The philosophical nature of the thesis advanced in Antichrist makes it an interesting indictment of psycho therapy as well. Perhaps not surprisingly, it turns out that the husband, who insists to treat his wife himself, also has problems keeping his sanity. This is disturbing because we are educated to assume that the psychiatrist is the one in control of his feelings. That is the very reason he is entrusted with taking patients at all. But apart from playing with our perceptions of the psychiatrist as the solid rock in a sea of unpredictability and irrationality, Trier also twists the professional emotional detachment of Willem Dafoe’s character to such lengths, particularly at the beginning of their sessions, so as to make him an almost laughable figure. I ended up hating him for the way he staunchly kept his cool while his wife hurled the most outrageous accusations at him, because it reminded me of the kind of mind-numbingly self-disciplined moral relativism psychiatrists are supposed to cling to. No matter how much that may be his job and his best advice, it couldn’t help but feel a sort of suspicion from Trier’s story towards the psychiatrist’s tendency to conceptualize any feeling, hoping to make it seem like something relateable.
This leaves us with a problem I often have with movies whose most interesting feature is how they fail. Because they don’t succeed at what they’re trying to do, they have to be watched with some intellectual distance in order to be appreciated. It is my thesis that, conciously or not, this means that a certain amount of post-rationalization is necessary, because the movie as it unfolds does not grip me as a viewer on an intuitive level. I’m not saying that only simple, straightforward movies can be truly great, but I do think that movies like Antichrist, that are better at making you think than making you feel (in this particular instance it could of course have something to do with its cynicism) will start at a disadvantage.

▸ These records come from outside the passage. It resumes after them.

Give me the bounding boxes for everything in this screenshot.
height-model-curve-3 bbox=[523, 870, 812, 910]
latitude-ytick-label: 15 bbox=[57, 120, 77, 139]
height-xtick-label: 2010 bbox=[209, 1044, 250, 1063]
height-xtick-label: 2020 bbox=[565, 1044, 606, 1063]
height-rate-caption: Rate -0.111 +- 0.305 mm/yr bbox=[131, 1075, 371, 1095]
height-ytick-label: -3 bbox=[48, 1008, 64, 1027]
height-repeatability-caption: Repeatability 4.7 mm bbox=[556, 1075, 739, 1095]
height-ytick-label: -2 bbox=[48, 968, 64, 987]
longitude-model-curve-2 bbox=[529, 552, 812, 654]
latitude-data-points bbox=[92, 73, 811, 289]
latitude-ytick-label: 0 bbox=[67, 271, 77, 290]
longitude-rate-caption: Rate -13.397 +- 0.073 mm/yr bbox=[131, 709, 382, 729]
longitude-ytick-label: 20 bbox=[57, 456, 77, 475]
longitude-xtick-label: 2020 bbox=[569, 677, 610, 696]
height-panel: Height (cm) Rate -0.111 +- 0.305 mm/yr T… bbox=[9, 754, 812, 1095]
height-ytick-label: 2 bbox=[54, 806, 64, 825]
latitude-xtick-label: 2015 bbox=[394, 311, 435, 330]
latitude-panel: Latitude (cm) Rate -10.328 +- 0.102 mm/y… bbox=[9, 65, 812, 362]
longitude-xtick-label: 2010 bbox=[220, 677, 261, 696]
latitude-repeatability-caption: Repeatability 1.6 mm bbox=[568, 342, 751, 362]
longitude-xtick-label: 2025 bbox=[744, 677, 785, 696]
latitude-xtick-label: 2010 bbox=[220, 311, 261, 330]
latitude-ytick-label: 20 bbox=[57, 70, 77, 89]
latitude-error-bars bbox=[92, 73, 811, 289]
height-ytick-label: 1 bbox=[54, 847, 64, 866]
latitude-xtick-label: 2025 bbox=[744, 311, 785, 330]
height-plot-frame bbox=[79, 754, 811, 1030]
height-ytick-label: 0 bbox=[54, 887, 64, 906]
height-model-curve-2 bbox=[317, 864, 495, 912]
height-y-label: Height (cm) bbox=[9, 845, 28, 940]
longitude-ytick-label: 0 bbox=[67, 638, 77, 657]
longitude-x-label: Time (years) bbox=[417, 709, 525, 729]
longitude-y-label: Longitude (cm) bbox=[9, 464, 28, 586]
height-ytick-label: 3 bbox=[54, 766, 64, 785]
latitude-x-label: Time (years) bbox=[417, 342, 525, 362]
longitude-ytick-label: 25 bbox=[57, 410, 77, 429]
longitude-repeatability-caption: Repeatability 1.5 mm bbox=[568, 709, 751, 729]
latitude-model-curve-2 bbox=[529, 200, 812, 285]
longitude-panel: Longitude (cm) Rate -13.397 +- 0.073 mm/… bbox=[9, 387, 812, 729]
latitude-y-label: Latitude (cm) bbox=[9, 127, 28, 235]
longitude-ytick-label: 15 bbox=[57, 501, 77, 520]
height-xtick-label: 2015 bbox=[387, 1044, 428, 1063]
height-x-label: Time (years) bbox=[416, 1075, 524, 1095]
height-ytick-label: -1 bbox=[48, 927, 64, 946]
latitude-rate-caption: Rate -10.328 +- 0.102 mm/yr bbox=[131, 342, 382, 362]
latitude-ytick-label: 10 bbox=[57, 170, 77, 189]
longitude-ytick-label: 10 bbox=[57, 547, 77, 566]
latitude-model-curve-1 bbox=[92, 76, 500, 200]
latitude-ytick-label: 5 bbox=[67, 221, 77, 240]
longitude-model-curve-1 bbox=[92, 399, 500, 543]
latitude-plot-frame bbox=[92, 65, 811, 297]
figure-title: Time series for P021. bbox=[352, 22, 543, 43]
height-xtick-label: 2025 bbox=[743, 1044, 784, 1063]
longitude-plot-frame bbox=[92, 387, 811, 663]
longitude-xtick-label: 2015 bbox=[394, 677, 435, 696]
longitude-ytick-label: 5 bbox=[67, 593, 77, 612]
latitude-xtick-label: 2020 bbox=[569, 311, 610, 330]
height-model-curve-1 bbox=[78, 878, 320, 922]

I haven’t heard of this movie until now. It sounds like my kind of movie because, from your descriptions, it tries to push the envelope. When audiences get such an intense reaction from a film, I have the proclivity to want to see it no matter what. I’ll definitely, definitely check this one out. Thanks for the review.
Franz, we share a passion for all things weird and daring. This movie is both. Have you seen any other of his movies? The only others of his I really liked were Dogville (2003) and The Boss Of It All (2007, one of his few Danish language films), but even when he fails, he’s interesting. Also, he wrote the script for the severely underrated ‘Dear Wendy’ (2005), one of my favorite movies of recent years.